The ferric uptake regulator (Fur) protein from Bradyrhizobium japonicum is an iron-responsive transcriptional repressor in vitro

The Fur protein represses transcription of iron-responsive genes in bacteria. The discovery that Fur is a zinc metalloprotein and the use of surrogate metals for Fe²⁺ for in vitro studies question whether Fur is a direct iron sensor. In the present study, we show that the affinity of Fur from Bradyrhizobium japonicum (BjFur) for its target DNA increases 30-fold in the presence of metal, with a K_d value of about 2 nM. DNase I footprinting experiments showed that BjFur protected its binding site within the irr gene promoter in the presence of Fe²⁺ but not in the absence of metal, showing that DNA binding is Fe²⁺-dependent.

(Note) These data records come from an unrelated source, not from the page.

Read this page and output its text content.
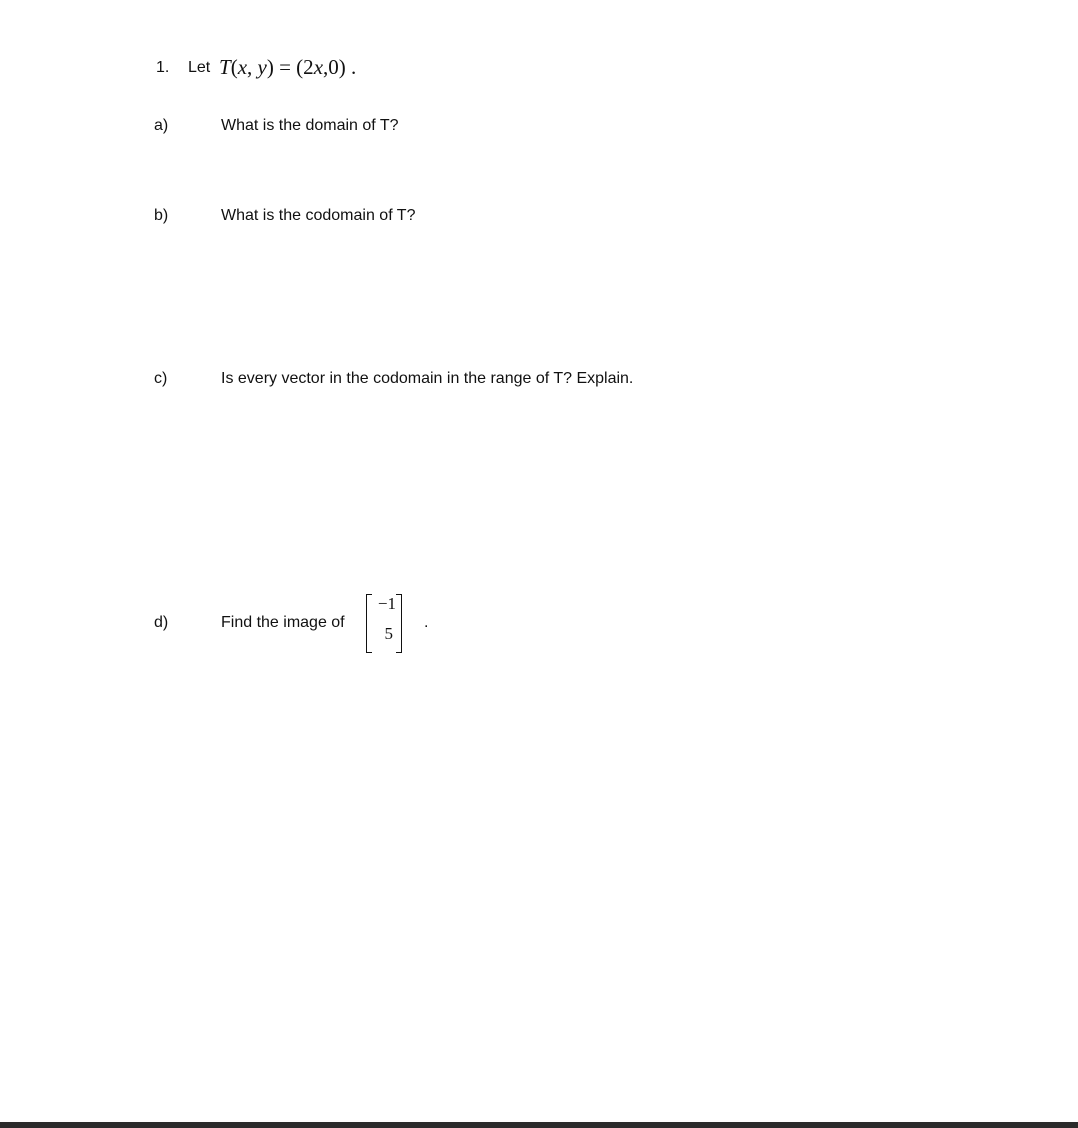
1. Let T(x, y) = (2x,0) .
a)	What is the domain of T?
b)	What is the codomain of T?
c)	Is every vector in the codomain in the range of T? Explain.
d)	Find the image of
−1
5
.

BjFur did not inhibit in vitro transcription from the irr promoter using purified components in the absence of metal, but BjFur repressed transcription in the presence of Fe²⁺. Thus, BjFur is an iron-responsive transcriptional represser in vitro. A regulatory Fe²⁺-binding site (site 1) and a structural Zn²⁺-binding site (site 2) inferred from the recent crystal structure of Fur from Pseudomonas aeruginosa are composed of amino acids highly conserved in many Fur proteins, including BjFur. BjFur mutants containing substitutions in site 1 (BjFurS1) or site 2 (BjFurS2) bound DNA with high affinity and repressed transcription in vitro in an Fe²⁺-dependent manner. Interestingly, only a single dimer of BjFurS2 occupied the irr promoter, whereas the wild type and BjFurS1 displayed one- or two-dimer occupancy. We suggest that the putative functions for metal-binding sites deduced from the structure of P. aeruginosa Fur cannot be extrapolated to bacterial Fur proteins as a whole.